Karenztage: Warum unbezahlte Wartezeiten bei Krankheit für Zündstoff sorgen
Philipp SchulteKarenztage: Warum unbezahlte Wartezeiten bei Krankheit für Zündstoff sorgen
Der Vorschlag, Karenztage einzuführen – unbezahlte Wartezeiten bei Krankschreibungen – hat in Deutschland eine kontroverse Debatte ausgelöst. Während einige Ökonomen argumentieren, dass dies die Effizienz steigern könnte, warnen Unternehmen und Gewerkschaften vor negativen Folgen. Viele Betriebe setzen stattdessen auf die Verbesserung der Arbeitsbedingungen, um die Gesundheit der Beschäftigten zu fördern.
Die Idee der Karenztage stammt vom ZEW-Leibniz-Zentrum für Europäische Wirtschaftsforschung und dem Kronberger Kreis. Sie schlagen das Modell vor, um unnötige Krankschreibungen zu reduzieren und die Effizienz des Systems zu erhöhen. Doch der Vorschlag stößt auf scharfe Kritik von Gewerkschaften, Sozialverbänden und Gesundheitsexperten.
Das Arbeits-, Gesundheits- und Sozialministerium von Nordrhein-Westfalen hat deutlich gemacht, dass es eine gesundheitsorientierte Unternehmenskultur befürwortet – statt finanzielle Strafen für Krankheit. Minister Karl-Josef Laumann und die Personalexpertin Magdalena Rogl lehnen die Karenztage ab und warnen, dass sie Arbeitnehmer davon abhalten könnten, bei gesundheitlichen Problemen zum Arzt zu gehen. Eine Studie der Techniker Krankenkasse (TK) ergab, dass zwei Drittel der Befragten Kürzungen beim Krankengeld ablehnen.
Jens Baas, Vorstandsvorsitzender der TK, betonte, dass eine Reduzierung des Krankengelds dazu führen würde, dass Beschäftigte notwendige Behandlungen aufschieben – mit der Folge längerer Ausfallzeiten im Nachhinein. Statt auf finanzielle Sanktionen zu setzen, investieren viele Unternehmen in bessere Arbeitsbedingungen und eine vertrauensbasierte Führungskultur. Studien zeigen, dass Führungskräfte eine zentrale Rolle für die Gesundheit der Teams spielen: Ein einfühlsamer Führungsstil führt zu weniger Krankheitstagen und einer motivierteren Belegschaft.

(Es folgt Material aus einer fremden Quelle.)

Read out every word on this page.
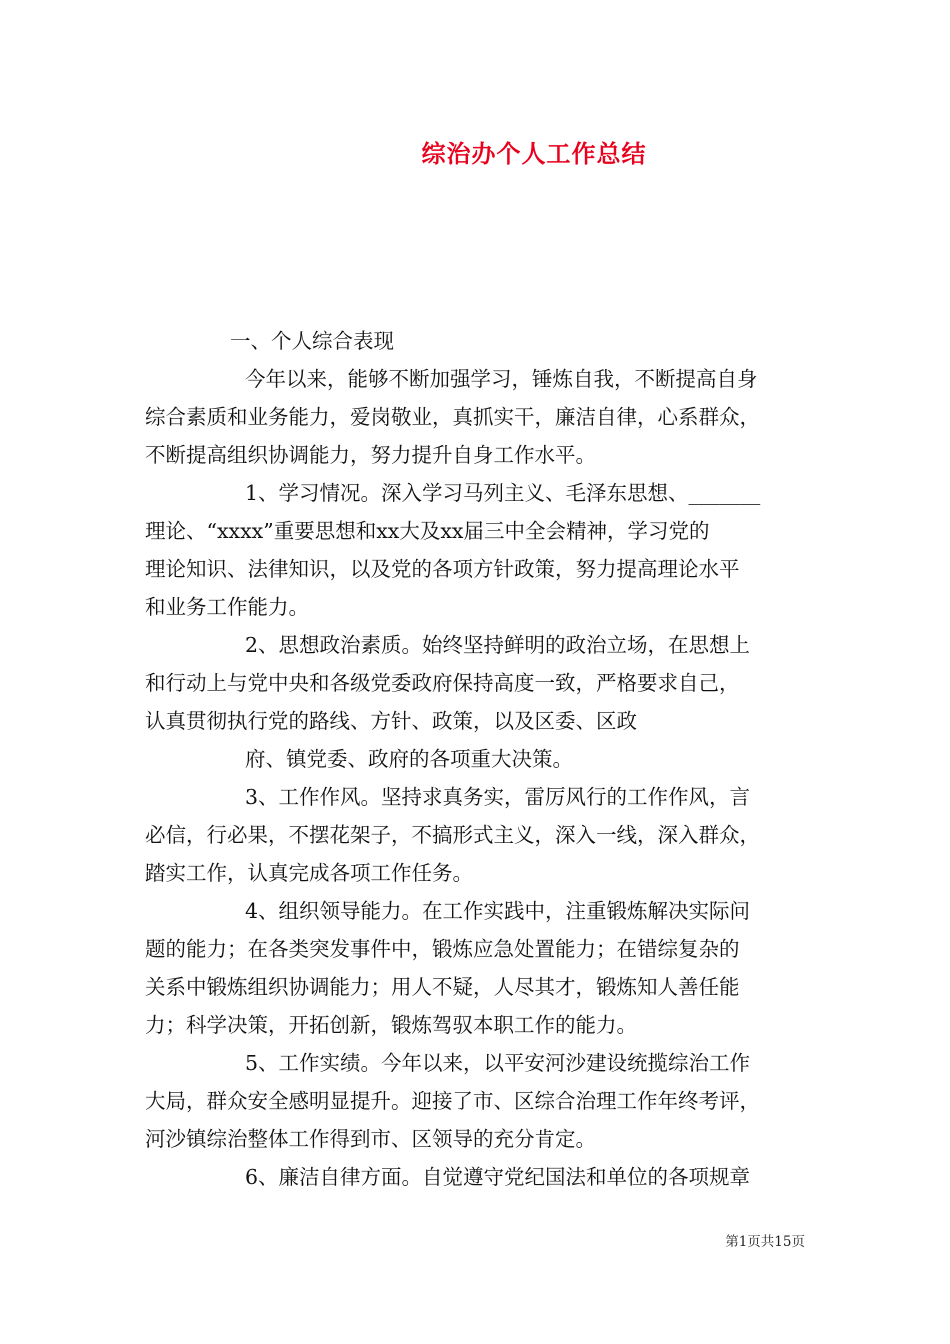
综治办个人工作总结
一、个人综合表现
今年以来，能够不断加强学习，锤炼自我，不断提高自身
综合素质和业务能力，爱岗敬业，真抓实干，廉洁自律，心系群众，
不断提高组织协调能力，努力提升自身工作水平。
1、学习情况。深入学习马列主义、毛泽东思想、_______
理论、“xxxx”重要思想和xx大及xx届三中全会精神，学习党的
理论知识、法律知识，以及党的各项方针政策，努力提高理论水平
和业务工作能力。
2、思想政治素质。始终坚持鲜明的政治立场，在思想上
和行动上与党中央和各级党委政府保持高度一致，严格要求自己，
认真贯彻执行党的路线、方针、政策，以及区委、区政
府、镇党委、政府的各项重大决策。
3、工作作风。坚持求真务实，雷厉风行的工作作风，言
必信，行必果，不摆花架子，不搞形式主义，深入一线，深入群众，
踏实工作，认真完成各项工作任务。
4、组织领导能力。在工作实践中，注重锻炼解决实际问
题的能力；在各类突发事件中，锻炼应急处置能力；在错综复杂的
关系中锻炼组织协调能力；用人不疑，人尽其才，锻炼知人善任能
力；科学决策，开拓创新，锻炼驾驭本职工作的能力。
5、工作实绩。今年以来，以平安河沙建设统揽综治工作
大局，群众安全感明显提升。迎接了市、区综合治理工作年终考评，
河沙镇综治整体工作得到市、区领导的充分肯定。
6、廉洁自律方面。自觉遵守党纪国法和单位的各项规章
第1页共15页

Obwohl die Einführung von Karenztagen gesetzliche Änderungen erfordern würde, positionieren sich Unternehmen bereits klar dagegen. Betriebe, die das Wohlbefinden ihrer Mitarbeiter in den Vordergrund stellen, gelten als attraktiver für Fachkräfte und haben im Wettbewerb um Talente die Nase vorn.
Die Diskussion um die Karenztage offenbart den Konflikt zwischen kurzfristigen Sparmaßnahmen und nachhaltigen Gesundheitsstrategien. Ohne gesetzliche Anpassungen bleibt die Umsetzung des Vorschlags unwahrscheinlich. Gleichzeitig profitieren Unternehmen, die eine unterstützende Arbeitsumgebung schaffen, weiterhin von höherem Vertrauen und geringeren Fehlzeiten.